Un vrai scandale a récemment éclaté avec la révélation par l’ONG Bloom de la contamination du thon en boîte par du mercure. Ce souci met en lumière l’absence d’actions concrètes des responsables politiques au niveau national et européen pour protéger les consommateurs. En réaction, plusieurs communes françaises se mobilisent afin de protéger la santé des écoliers face à ce problème de santé publique.
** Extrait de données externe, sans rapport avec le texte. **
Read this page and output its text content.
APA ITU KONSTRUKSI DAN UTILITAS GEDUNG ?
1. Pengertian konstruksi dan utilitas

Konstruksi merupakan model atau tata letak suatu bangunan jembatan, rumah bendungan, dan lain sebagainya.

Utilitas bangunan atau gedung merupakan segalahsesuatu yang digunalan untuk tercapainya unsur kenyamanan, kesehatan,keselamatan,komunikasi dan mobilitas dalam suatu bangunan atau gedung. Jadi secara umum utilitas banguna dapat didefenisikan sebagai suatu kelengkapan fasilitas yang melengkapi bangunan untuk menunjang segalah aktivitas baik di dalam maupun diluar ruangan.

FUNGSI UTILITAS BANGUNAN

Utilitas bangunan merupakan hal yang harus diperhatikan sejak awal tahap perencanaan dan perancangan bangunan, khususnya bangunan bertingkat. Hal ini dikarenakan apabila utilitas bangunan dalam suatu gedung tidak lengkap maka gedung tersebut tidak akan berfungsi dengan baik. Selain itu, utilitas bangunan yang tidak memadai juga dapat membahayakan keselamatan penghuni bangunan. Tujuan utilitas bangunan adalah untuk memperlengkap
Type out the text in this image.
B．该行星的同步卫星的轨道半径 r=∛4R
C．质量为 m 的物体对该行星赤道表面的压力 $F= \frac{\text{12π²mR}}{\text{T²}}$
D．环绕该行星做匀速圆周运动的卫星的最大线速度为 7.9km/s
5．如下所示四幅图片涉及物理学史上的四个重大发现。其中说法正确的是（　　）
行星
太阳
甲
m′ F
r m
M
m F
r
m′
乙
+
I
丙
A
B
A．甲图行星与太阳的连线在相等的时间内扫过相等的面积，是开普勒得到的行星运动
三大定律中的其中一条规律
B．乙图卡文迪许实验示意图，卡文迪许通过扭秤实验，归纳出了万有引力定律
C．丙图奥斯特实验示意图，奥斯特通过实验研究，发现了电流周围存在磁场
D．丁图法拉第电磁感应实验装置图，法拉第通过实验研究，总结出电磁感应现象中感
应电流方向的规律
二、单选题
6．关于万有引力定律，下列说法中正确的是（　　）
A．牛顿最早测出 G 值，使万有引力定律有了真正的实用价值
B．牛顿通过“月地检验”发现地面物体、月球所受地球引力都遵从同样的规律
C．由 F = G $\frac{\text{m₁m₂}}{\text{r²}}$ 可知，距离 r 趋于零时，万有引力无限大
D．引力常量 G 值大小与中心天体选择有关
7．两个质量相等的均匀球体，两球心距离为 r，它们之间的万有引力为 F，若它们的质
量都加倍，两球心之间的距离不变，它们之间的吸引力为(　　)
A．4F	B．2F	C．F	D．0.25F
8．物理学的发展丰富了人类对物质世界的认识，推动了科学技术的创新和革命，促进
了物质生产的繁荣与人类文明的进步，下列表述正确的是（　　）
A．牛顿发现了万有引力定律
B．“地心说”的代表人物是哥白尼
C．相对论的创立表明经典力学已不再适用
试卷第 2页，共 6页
Réactions dans les communes
Huit villes françaises ont décidé de retirer le thon des cantines scolaires après cette alerte. Les municipalités concernées sont Bègles, Grenoble, Lille, Lyon, Montpellier, Mouans-Sartoux, Paris et Rennes. Ces villes estiment que le taux de mercure présent dans le thon est trop élevé pour être consommé par les enfants sans risque. Pour vous donner une idée : un enfant de trois ou quatre ans qui mange seulement 100 grammes de thon en boîte pourrait dépasser jusqu’à 12,5 fois la dose hebdomadaire tolérable de mercure.
Les responsables espèrent ainsi protéger leurs jeunes et encouragent d’autres communes à suivre leur initiative. Ils appellent aussi les ministères français de la Santé et de l’Agriculture à pousser pour une révision des normes européennes sur le taux de mercure autorisé dans le thon auprès de la Commission européenne à Bruxelles.
Les risques du mercure pour la santé
Le mercure, surtout sous forme de méthylmercure, est un métal lourd redoutable pour la santé. Chez les enfants, ses effets toxiques peuvent causer divers problèmes au niveau neurologique, cardiovasculaire, immunitaire, rénal et même reproductif. Pour un adulte moyen de 67 kg, consommer du thon contaminé peut faire dépasser la dose tolérable par 2,9 fois.
Les experts conseillent donc de limiter la consommation de thon, particulièrement pour les populations sensibles comme les nourrissons et les femmes enceintes. En effet, le méthylmercure peut compromettre le développement du cerveau et causer des troubles neurologiques sérieux.
Une crise environnementale qui touche aussi notre assiette
La contamination des fruits par le mercure n’est pas nouvelle. Elle est liée aux activités humaines, notamment l’exploitation minière, industrielle et la combustion du charbon. Chaque année, environ 2 500 tonnes supplémentaires de mercure sont rejetées dans l’atmosphère, avant d’être amenées dans les océans par la pluie et les échanges gazeux.
Dans l’eau, des bactéries transforment ce mercure en méthylmercure, qui est ensuite facilement absorbé par la faune marine. Le thon, en tant que prédateur au sommet de la chaîne alimentaire, accumule ce composé toxique en se nourrissant de poissons déjà contaminés.
Normes actuelles et attentes pour l’avenir
D’après l’Organisation mondiale de la santé (OMS), la quantité de mercure acceptable dans les poissons est de 0,3 milligramme par kilo. Mais une dérogation autorise le thon à contenir jusqu’à un milligramme par kilo. Gilles Pérole, adjoint au maire de Mouans-Sartoux, s’interroge sur cette exception : « Pourquoi une dérogation pour le thon ? C’est parce qu’ils se sont aperçus que le thon ne pouvait pas rentrer dans cette norme ». Les communes concernées demandent désormais que cette exception soit supprimée pour aligner la limite du thon avec celle des autres poissons.
Les villes ont ainsi choisi de continuer à interdire le thon jusqu’à ce que la limite soit ramenée à 0,3 mg/kg.